Mage Knight: Destiny's Soldier
From Namco Bandai, shortly after they formed. Since Namco led the way in splitting the DS letters and using it to name Mr. Driller. Under the Namco Bandai name, they named Mage Knight's game Destiny's Soldier. It is good and the Mage Knight series deserves the best chance but I think they forced that on there, compared to all the other games out there.

That's pretty much everything, hopefully everything. Nintendo went on to make the Nintendo 3DS, the successor of the Nintendo DS. With the Nintendo 3DS and maybe because of how DS got split and named across many games. Nintendo somehow encouraged developers to name their games by adding a 3D suffix on them.

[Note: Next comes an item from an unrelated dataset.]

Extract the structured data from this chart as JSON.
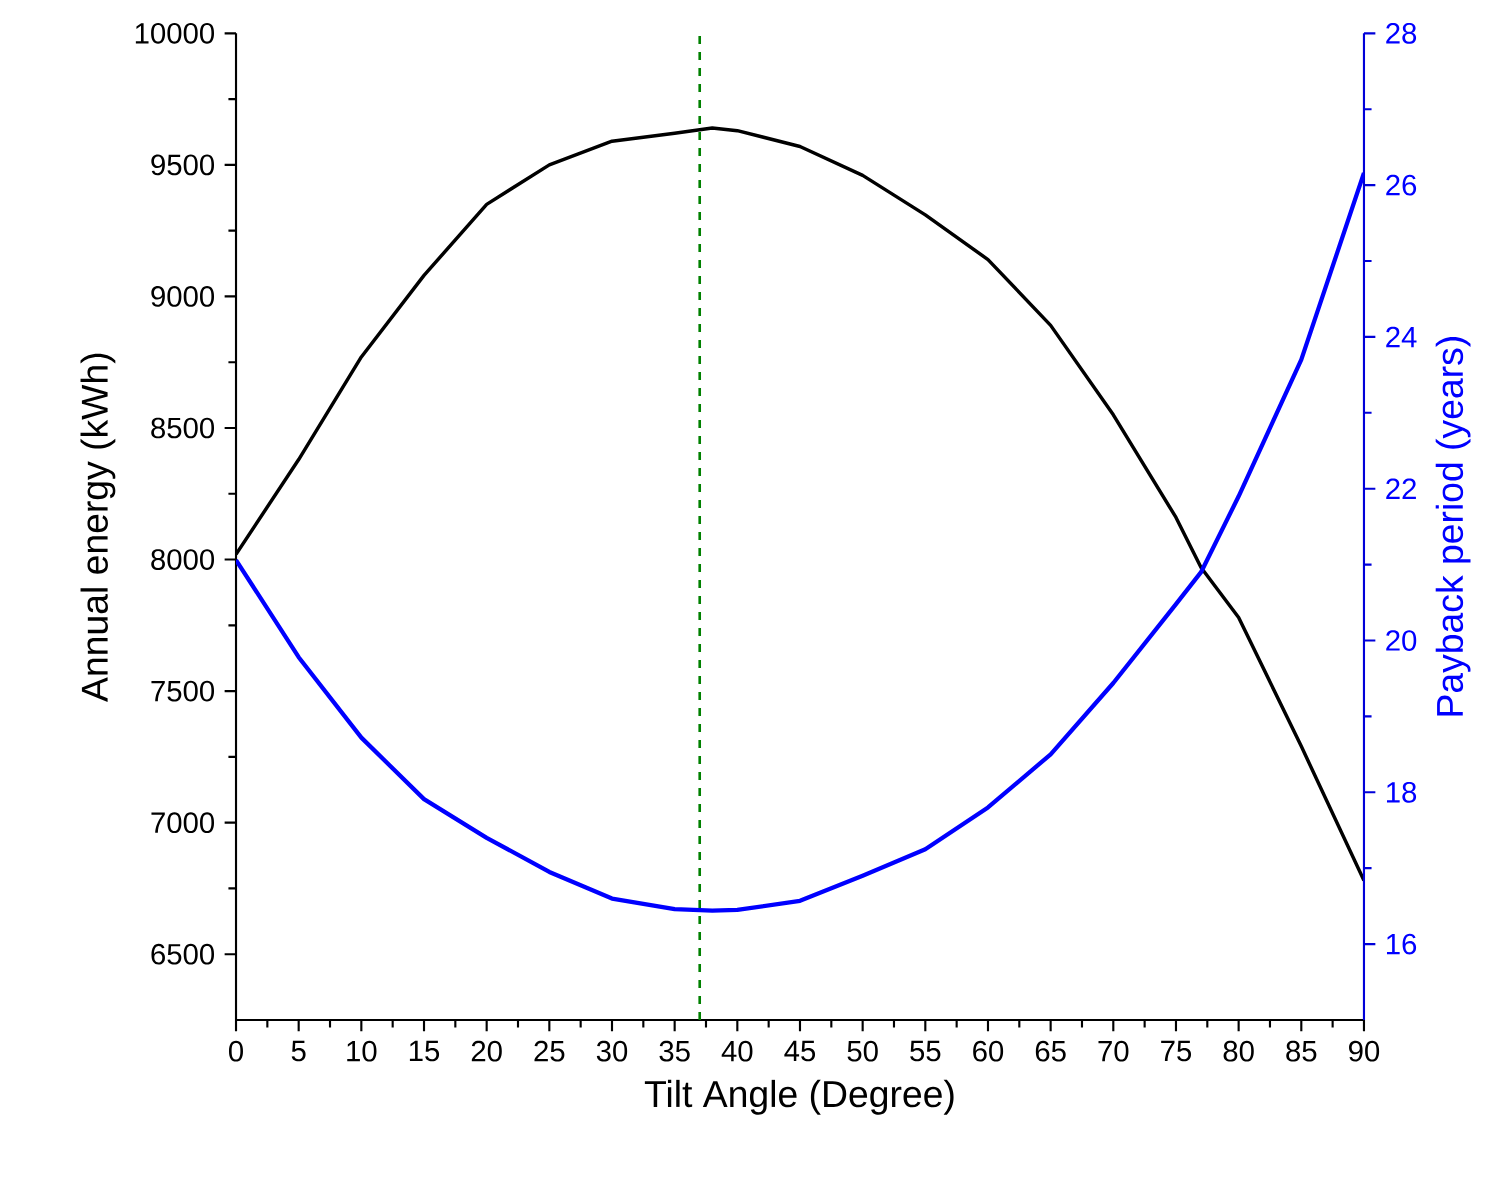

Maybe a mainstream way at the time of showing off that games were the next level of 3D and to fit the system but little did we know, it was maybe a way to get developers off splitting the suffix or giving them another break, like they did with the GameCube, if all these games hadn't proved this. Nintendo did later release the console Nintendo Switch and while this seemed an impossible challenge for any other developer to name their games with the term Switch. Nintendo did managed with the game 1-2-Switch which was a launch title for the system but it seems no other games were made with such a title. No game! There does seem to be Double Switch which was actually first released on the Sega CD from Digital Pictures (known for Night Trap and Corpse Killer) and was later ported onto the Nintendo Switch in 2019, which seems to fit the console nicely and with luck. With this, that's everything up to date, with how a small handful of big developers had fun naming their games for the Nintendo DS and has died down after the Wii U, seeing how it hasn't taken off on the Nintendo Switch with their launch game. I'm not sure, what will be beyond that.